References and resources
------------------------
"Large Program Support"
AIX Documentation: General Programming Concepts: Writing and Debugging Programs
http://publib.boulder.ibm.com/infocenter/pseries/topic/com.ibm.aix.doc/aixprggd/genprogc/lrg_prg_support.htm
"Program Address Space Overview"
AIX Documentation: General Programming Concepts: Writing and Debugging Programs
http://publib.boulder.ibm.com/infocenter/pseries/topic/com.ibm.aix.doc/aixprggd/genprogc/address_space.htm
"Performance Overview of the Virtual Memory Manager (VMM)"

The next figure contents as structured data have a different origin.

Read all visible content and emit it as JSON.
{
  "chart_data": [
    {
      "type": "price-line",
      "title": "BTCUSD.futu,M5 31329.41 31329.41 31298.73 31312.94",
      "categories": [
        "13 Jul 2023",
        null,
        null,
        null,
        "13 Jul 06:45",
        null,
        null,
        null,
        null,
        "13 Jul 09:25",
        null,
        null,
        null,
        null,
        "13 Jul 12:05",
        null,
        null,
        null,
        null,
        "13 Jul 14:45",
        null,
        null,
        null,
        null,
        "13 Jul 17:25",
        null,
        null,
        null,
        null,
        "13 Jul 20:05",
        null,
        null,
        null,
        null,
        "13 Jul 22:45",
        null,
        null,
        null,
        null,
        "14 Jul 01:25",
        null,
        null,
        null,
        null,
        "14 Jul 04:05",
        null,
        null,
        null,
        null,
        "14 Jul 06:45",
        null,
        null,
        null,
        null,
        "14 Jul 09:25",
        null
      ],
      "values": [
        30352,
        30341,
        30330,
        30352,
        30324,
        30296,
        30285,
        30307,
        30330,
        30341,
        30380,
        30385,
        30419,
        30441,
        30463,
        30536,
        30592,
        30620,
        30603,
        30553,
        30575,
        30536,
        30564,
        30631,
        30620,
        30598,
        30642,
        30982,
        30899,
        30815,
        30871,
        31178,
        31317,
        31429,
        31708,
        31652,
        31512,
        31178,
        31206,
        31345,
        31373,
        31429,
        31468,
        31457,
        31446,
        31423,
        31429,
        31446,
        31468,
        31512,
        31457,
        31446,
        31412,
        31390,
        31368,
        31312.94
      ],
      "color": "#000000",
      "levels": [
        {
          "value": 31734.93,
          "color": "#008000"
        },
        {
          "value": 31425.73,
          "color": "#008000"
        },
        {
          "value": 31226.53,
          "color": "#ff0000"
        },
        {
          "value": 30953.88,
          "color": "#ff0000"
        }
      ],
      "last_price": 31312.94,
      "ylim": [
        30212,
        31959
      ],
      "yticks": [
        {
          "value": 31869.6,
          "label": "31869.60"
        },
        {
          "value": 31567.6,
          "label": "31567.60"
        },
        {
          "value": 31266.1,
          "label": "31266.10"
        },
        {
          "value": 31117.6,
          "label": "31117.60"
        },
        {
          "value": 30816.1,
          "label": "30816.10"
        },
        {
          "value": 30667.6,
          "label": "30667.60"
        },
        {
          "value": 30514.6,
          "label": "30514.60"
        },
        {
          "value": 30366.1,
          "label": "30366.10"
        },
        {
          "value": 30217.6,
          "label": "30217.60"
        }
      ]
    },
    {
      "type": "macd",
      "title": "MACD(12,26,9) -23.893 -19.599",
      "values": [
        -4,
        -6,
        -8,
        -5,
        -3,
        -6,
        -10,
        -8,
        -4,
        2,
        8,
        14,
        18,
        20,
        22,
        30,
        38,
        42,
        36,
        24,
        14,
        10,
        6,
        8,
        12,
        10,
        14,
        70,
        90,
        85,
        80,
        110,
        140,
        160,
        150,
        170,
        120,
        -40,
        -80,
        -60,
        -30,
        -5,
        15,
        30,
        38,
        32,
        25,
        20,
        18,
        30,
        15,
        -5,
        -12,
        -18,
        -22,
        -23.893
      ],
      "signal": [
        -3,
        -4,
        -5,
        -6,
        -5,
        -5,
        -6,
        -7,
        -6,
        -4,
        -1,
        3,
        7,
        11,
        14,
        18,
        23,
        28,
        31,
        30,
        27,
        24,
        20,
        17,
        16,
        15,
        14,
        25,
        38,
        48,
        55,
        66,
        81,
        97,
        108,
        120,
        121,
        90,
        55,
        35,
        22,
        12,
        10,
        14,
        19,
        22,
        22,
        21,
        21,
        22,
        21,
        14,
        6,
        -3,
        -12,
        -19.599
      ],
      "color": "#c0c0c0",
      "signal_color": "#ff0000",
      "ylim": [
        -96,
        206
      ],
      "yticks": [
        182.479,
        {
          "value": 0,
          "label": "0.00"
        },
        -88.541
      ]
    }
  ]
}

AIX Documentation: Performance Management Guide
http://publib.boulder.ibm.com/infocenter/pseries/v5r3/topic/com.ibm.aix.doc/aixbman/prftungd/resmgmt2.htm
"Page Space Allocation"
AIX Documentation: Performance Management Guide
http://publib.boulder.ibm.com/infocenter/pseries/v5r3/topic/com.ibm.aix.doc/aixbman/prftungd/memperf7.htm
"Paging-space thresholds tuning"
AIX Documentation: Performance Management Guide
http://publib.boulder.ibm.com/infocenter/pseries/v5r3/topic/com.ibm.aix.doc/aixbman/prftungd/memperf6.htm
"Developing and Porting C and C++ Applications on AIX"
IBM Redbook
http://www.redbooks.ibm.com/redbooks/pdfs/sg245674.pdf
http://www.redbooks.ibm.com/abstracts/sg245674.html?Open
Statistics Collector Fun on AIX
--------------------------------
When implementing PostgreSQL version 8.1 on AIX 5.3, we periodically
ran into problems where the statistics collector would "mysteriously"
not come up successfully.
This appears to be the result of unexpected behaviour in the IPv6
implementation. It looks like PostgreSQL and IPv6 do not play very
well together at this time on AIX.
Any of the following actions "fix" the problem.
1. Delete the localhost ipv6 address
(as root)
# ifconfig lo0 inet6 ::1/0 delete
2. Remove IPv6 from net services. The file /etc/netsvc.conf, on AIX,
is roughly equivalent to /etc/nsswitch.conf on Solaris/Linux.
The default, on AIX, is thus:
hosts=local,bind
Replace this with:
hosts=local4,bind4
to deactivate searching for IPv6 addresses.